'You're Buddhist. So can't you be Buddhist tourist? Maybe pilgrim? You'd like my photo with you?'
I smiled, covering my awkwardness. But however much I'd rather not say it,
she had found a label worth investigating: 'Buddhist tourist'. Surely pilgrimage
and tourism lie at either end of a spectrum? Tourism turns the world into
a backdrop of famous places and projected exotica, but does not really find
out much about it. The impulse to journey is ultimately subsumed into pleasure-seeking
and acquisition - it almost needn't matter where.
Movement itself can turn addictive; the urge to travel a compulsion. Moving
on offers a palpable sense of psychological as well as physical progression:
an outer journey compensating for a lack of inner progress. In this sense
journeys are fundamentally an entertainment, a continuing flirtation in which
the traveller is a victim of the inability to stay still and let deeper questions
rankle. Pilgrimage is different. As one travels one meets oneself.
maybe my own journey began as a habit.

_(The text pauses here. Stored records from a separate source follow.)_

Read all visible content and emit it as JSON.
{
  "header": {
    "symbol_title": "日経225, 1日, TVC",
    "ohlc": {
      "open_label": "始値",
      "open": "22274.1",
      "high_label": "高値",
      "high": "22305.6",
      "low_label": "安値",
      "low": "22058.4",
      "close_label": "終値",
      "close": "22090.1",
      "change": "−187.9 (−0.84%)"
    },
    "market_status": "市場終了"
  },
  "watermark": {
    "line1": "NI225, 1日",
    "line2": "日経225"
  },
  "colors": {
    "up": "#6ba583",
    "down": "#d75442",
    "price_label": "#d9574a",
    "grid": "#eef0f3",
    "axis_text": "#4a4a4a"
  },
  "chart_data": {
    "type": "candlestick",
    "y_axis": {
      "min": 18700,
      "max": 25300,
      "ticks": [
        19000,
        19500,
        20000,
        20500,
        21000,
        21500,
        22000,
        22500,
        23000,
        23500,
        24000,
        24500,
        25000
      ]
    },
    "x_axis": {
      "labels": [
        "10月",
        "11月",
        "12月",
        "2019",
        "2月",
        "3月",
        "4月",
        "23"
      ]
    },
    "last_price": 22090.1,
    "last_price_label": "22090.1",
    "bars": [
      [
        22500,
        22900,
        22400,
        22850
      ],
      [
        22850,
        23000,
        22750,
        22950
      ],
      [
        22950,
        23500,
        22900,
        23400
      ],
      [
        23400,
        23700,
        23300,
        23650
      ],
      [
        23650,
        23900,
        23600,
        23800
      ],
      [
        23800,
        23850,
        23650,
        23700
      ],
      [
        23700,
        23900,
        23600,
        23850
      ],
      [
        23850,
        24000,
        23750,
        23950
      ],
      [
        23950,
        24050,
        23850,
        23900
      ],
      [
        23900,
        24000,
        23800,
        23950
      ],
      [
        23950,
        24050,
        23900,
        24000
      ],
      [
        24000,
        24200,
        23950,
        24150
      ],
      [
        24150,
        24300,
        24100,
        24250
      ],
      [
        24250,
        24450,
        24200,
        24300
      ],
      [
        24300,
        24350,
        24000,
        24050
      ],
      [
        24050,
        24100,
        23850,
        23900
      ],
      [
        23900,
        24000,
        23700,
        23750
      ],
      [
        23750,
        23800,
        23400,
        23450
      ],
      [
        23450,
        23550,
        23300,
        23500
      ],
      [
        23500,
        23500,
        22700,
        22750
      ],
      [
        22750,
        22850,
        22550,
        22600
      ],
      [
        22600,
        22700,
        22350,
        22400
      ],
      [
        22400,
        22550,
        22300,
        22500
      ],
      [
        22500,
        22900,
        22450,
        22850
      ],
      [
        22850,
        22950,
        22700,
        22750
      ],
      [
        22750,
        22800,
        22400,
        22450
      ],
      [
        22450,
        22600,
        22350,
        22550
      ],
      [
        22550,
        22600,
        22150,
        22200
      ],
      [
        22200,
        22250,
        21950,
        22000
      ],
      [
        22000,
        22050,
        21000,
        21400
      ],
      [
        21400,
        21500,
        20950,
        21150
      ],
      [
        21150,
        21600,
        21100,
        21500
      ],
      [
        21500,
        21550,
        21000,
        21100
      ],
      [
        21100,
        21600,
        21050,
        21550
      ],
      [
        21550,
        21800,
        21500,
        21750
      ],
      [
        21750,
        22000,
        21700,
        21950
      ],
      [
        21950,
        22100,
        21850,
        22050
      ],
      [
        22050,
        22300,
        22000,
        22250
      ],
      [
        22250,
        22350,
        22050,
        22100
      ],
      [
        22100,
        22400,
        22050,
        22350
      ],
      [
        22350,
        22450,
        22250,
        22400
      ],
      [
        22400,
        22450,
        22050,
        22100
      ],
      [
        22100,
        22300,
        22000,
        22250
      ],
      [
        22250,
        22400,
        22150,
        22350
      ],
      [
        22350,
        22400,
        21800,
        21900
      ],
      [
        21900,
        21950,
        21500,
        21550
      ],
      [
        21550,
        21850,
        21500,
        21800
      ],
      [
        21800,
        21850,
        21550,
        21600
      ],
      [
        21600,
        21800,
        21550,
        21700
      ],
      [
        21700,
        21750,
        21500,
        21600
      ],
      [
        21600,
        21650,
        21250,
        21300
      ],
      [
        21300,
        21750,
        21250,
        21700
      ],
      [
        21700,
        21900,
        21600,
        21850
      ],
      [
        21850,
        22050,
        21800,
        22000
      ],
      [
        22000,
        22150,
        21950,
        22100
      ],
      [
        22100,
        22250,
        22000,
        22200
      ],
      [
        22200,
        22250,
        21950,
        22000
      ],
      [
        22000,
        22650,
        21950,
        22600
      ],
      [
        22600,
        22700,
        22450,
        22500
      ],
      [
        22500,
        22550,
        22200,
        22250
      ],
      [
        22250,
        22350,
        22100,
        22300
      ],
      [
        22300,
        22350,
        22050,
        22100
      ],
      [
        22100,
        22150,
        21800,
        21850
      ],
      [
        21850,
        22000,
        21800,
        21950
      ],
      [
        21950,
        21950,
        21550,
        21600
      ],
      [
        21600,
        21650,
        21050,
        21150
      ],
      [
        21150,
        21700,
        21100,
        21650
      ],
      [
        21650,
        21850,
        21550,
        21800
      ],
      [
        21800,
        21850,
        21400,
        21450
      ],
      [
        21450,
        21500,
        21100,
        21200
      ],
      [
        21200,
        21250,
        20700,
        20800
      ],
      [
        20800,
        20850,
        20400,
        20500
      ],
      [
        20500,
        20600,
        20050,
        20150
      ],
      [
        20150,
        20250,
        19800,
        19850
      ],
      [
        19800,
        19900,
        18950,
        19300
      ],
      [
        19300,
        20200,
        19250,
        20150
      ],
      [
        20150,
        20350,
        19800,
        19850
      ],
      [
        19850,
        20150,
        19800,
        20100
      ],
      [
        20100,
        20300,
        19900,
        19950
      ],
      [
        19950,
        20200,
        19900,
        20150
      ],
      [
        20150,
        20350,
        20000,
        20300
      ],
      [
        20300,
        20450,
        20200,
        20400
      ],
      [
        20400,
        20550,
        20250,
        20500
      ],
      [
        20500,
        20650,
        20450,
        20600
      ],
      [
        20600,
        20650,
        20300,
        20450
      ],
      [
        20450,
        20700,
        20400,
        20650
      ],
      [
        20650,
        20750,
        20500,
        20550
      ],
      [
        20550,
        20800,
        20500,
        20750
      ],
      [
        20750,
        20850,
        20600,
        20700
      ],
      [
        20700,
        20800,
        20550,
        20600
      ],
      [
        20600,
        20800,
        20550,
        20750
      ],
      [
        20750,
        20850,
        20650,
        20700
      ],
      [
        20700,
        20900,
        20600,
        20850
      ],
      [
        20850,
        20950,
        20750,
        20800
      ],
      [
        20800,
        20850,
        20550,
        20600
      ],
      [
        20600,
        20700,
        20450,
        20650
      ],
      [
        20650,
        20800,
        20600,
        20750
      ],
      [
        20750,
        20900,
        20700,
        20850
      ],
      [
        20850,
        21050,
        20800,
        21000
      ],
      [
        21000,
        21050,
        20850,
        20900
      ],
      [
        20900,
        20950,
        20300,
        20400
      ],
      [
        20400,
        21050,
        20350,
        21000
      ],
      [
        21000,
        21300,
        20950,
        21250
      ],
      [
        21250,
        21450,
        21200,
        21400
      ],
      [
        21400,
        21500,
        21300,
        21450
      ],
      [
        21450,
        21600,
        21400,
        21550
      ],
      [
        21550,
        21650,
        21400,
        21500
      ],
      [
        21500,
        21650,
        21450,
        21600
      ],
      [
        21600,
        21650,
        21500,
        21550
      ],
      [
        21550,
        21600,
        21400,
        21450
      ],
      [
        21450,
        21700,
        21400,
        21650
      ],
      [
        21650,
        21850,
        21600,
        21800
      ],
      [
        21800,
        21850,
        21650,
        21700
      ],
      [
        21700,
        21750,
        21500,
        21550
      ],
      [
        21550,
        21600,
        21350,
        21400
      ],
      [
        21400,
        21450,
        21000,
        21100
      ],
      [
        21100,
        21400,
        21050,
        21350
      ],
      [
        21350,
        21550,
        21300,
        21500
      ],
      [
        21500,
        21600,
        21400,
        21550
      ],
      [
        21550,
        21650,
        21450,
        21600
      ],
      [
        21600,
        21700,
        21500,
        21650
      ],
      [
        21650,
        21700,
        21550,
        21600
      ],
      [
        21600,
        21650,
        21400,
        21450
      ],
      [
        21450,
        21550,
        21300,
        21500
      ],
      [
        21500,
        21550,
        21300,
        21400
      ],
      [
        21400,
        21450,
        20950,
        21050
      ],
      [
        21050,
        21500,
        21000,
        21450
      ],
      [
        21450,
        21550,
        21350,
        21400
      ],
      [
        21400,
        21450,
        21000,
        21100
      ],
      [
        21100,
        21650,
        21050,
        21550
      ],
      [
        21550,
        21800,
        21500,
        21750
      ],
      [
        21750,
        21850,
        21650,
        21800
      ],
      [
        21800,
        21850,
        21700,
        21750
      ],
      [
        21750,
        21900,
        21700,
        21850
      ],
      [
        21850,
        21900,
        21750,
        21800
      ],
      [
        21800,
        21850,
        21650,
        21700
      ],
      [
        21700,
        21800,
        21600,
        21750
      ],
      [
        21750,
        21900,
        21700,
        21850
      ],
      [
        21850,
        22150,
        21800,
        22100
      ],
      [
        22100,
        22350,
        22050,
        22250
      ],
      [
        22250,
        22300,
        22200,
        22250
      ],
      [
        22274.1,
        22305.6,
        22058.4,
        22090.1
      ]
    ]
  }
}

Long bus rides to school. Long summers,
too: six years, six weeks at a time across Europe, with a bias towards Renaissance
art. I would watch the old pilgrims cross St Peter's and pause at Michelangelo's
Pietà. Shorter than the boundary rope, I could slip beneath and watch
the procession from behind Christ's curved calf as it seemed to disappear
into the Virgin's breast. So many faces that seemed transfixed and uncomfortable
at the same moment. Why do they do it?
I liked hanging around this sculpture. Its sensitivity was hypnotic. It captured
me more than any other image I had seen, but otherwise I was full up with
the self-proclaimed triumph of Western civilisation, and intrigued by the
grown-ups' wry wit in quoting Gandhi's riposte when asked what he thought
of Western civilisation: 'I think it would be a very good idea'.